Я выполнил свое решение. Я, действительно, очутился на борту. Попутный горный ветер уносил меня из гавани Смирны. Отдавшись полному покою, совсем как дитя, неведающее, что принесет ему ближайший миг, лежал я на своем судне и смотрел на деревья, на мечети города, на свои зеленые береговые дорожки, на мою тропу к Акрополю — на все это смотрел я, а оно удалялось и удалялось... когда же я вышел в открытое море и все стало медленно куда-то погружаться, как гроб в могилу, тогда вдруг охватило меня чувство как если бы сердце мое разбилось.

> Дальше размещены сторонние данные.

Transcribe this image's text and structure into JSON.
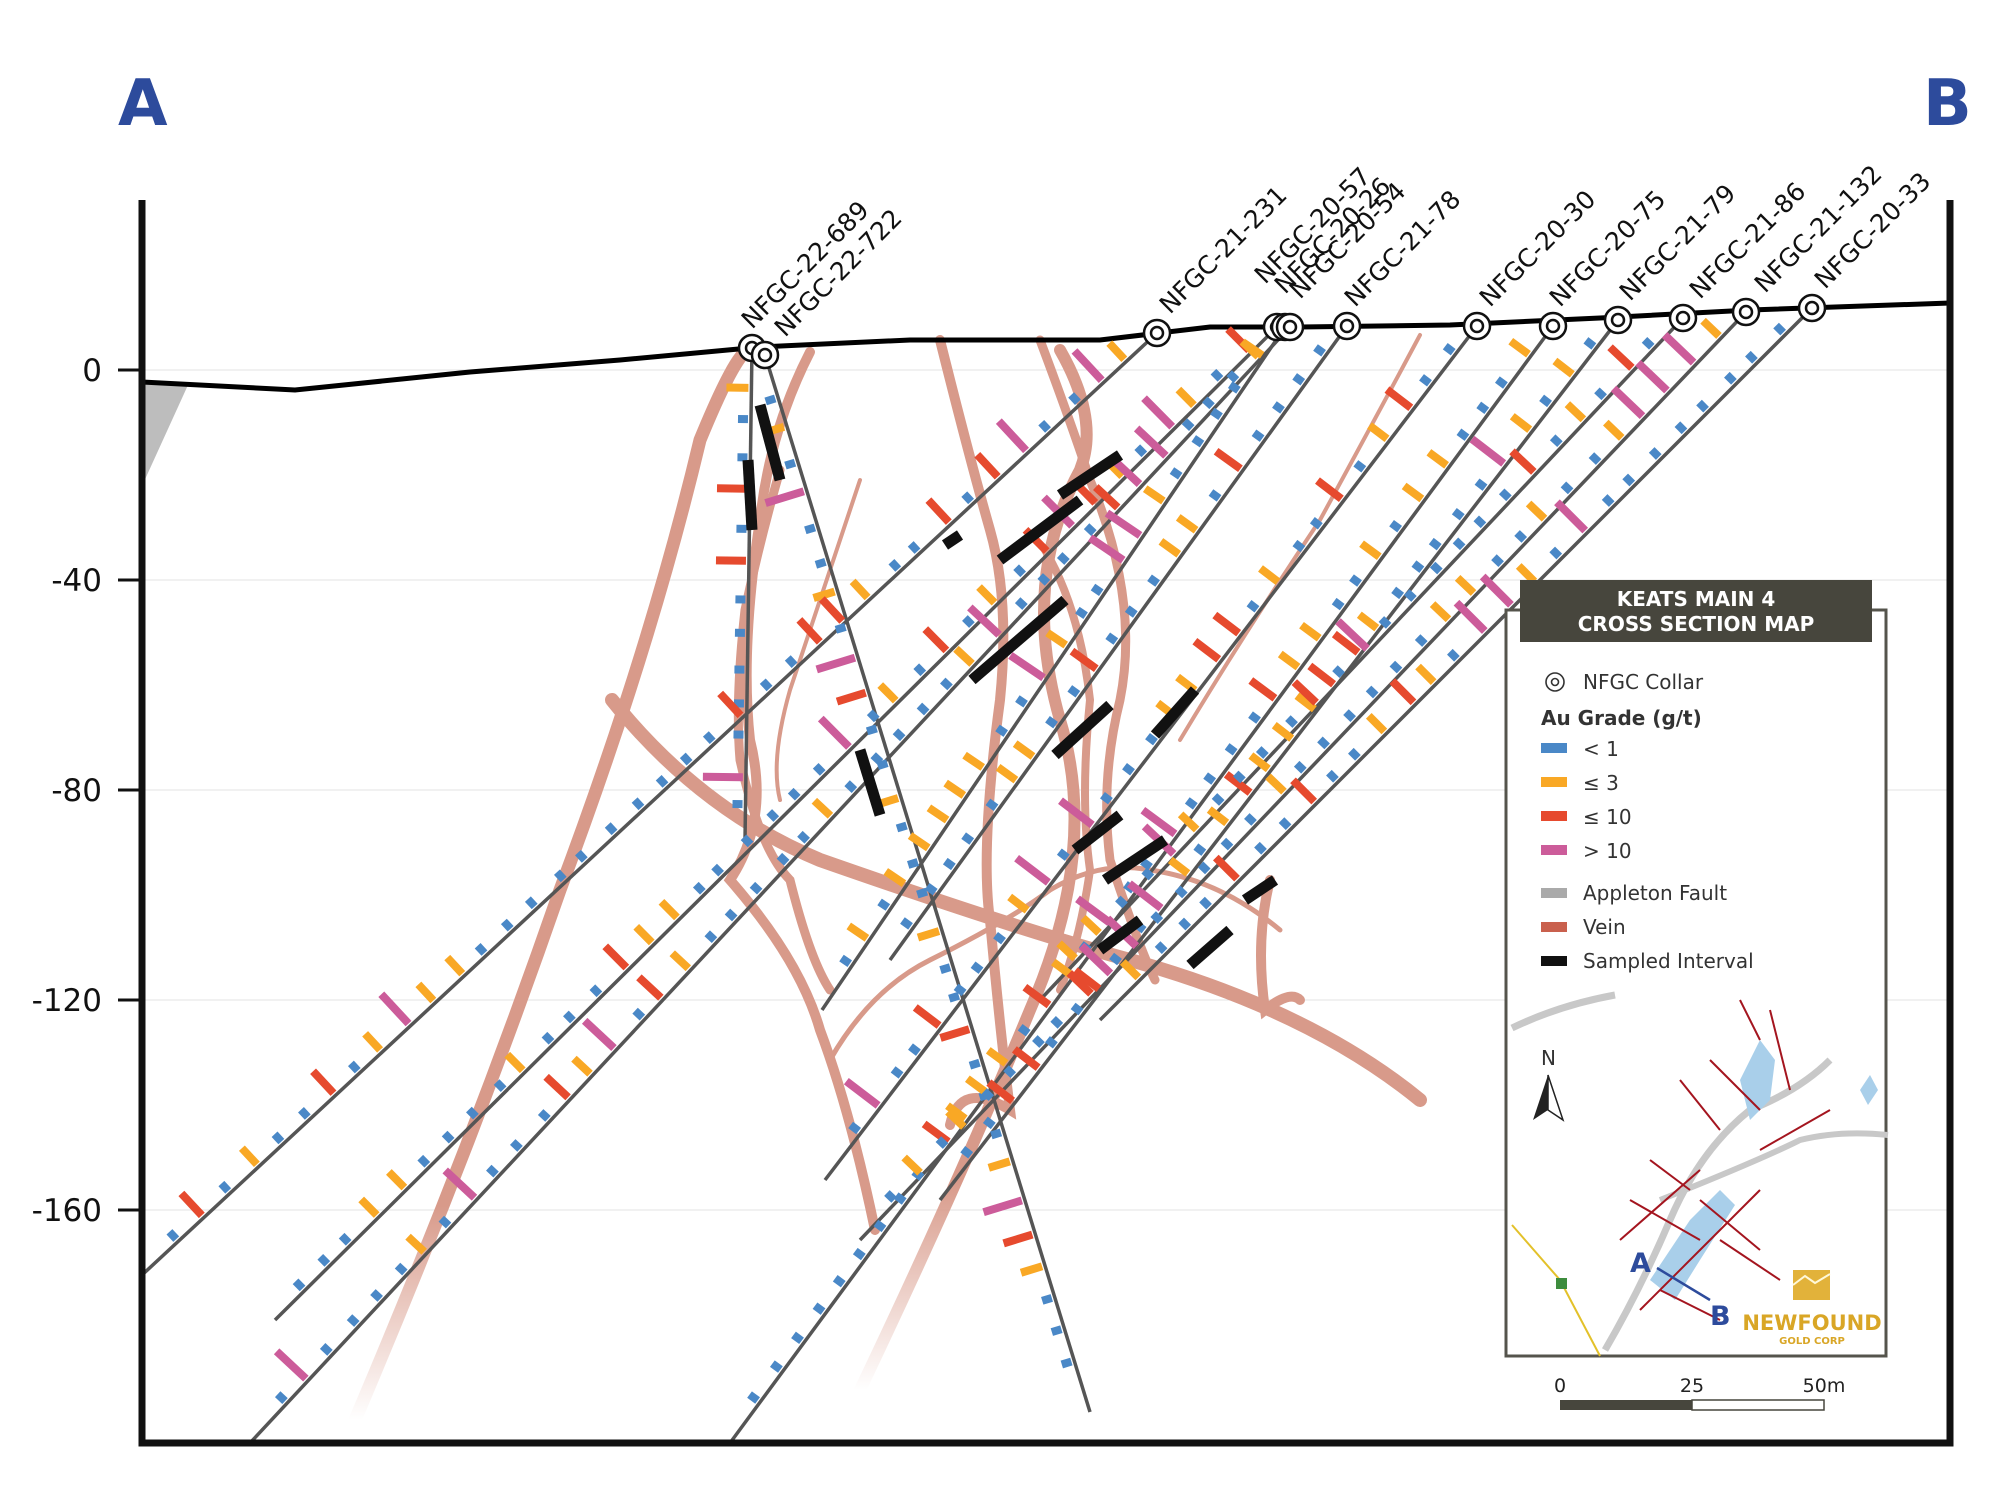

— О, небо! — воскликнул я, и все живое во мне пробудилось, вступило в борьбу, чтобы удержать ускользающую действительность. Но она канула, канула!
Словно туман простиралась передо мной небесная страна, где я, как лань по вольному полю, вдоль и поперек исходил все долы и горы и подарил эхо моего сердца ключам и потокам, далям и глубинам земли.
Туда, на Тмол, восходил я, одинокий, невинный, туда спускался, где некогда, в дни счастливой юности, стоял Эфес и с ним Теос и Милет, туда поднимался в священную скорбную Троаду, странствуя с Алабандой — с Алабандой! И как бог властвовал над ним и, как дитя, доверчиво и нежно служил я оку его, с душевной радостью, с сердечным ликованием, услаждался счастьем от соприкосновения с его существом, когда коня его держал под уздцы или когда, воспарив над самим собой, в мире чудесных планов, в мире дерзновенных помыслов встречался с душой его в огне речи.
И вот погибло все, и вот никчемен я, так безбожно ограблен, стал последним бедняком среди людей, сам не зная как?
«О, вечное заблуждение! — подумал я про себя. — Когда же вырвется человек из твоих цепей?»
Мы говорим о нашем сердце, о наших планах, как будто они наши, а ведь это чужая сила нас мятет и укладывает в гроб, как и когда соблаговолит сила, о которой мы ничего не знаем: ни откуда она, ни куда стремится она.
Мы хотим расти вверх, туда далеко вытянуть сучья и ветви, а почва и погода направляют нас куда придется, и, если молния упадет на твою крону и до конца расщепит тебя, бедное дерево, причем ты тут?
Так думал я. Тебя огорчает это, Беллармин. Но ты еще и не такое услышишь!
Милый, то-то и печальнее всего, что дух наш так охотно облекается в безумие сердца, так охотно удерживает мимолетную горесть, то, что мысль, предназначенная исцелить от боли, сама заболевает, то, что садовник так часто разрывает себе руку о кусты роз, которые он должен был насадить. О! Это и превращало иного в глупца перед лицом тех, над которыми он мог бы властвовать, как Орфей. Это часто превращало изысканнейшую натуру в предмет глумления людей, которые встречаются на каждом шагу, — подводный камень для любимцев небес, что любовь их могуча и нежна, как их дух, что волны их сердца вздымаются часто сильнее и быстрее, чем трезубец, которым смиряет их морской бог, и потому, милый мой, да не возгордится никто.
Бывает состояние полного забвения, полного онемения нашего существа, когда на душе у нас так, будто мы все обрели.
Бывает состояние онемения, забвения всего живого, когда на душе у нас так, будто мы все потеряли, — ночь души, когда звезда не сверкнет нам, когда даже гнилое дерево нам не светится.
Я успокоился. Уже ничто не побуждало меня к полуночным странствованиям. Уже не опаляло меня собственное пламя.
Тихо и одиноко смотрел я перед собой, и взор мои не блуждал ни в прошлом, ни в грядущем. Уже далекое и близкое не теснилось беспорядочно в уме моем. Людей, если они не вынуждали меня встречаться с ними, я не искал.
Прежде не раз нынешнее столетие представлялось мне какой-то вечно пустой бочкой Данаид, и душа моя с расточительной любовью изливала себя, чтобы заполнить пустоты. И вот я уже не видел пустот, уже не подавляла меня скука жизни.
Никогда не обращался я теперь к цветку со словами: ты брат мой! и к ключам: я сродни вам! Каждой вещи отзывно, как эхо, давал я особое имя.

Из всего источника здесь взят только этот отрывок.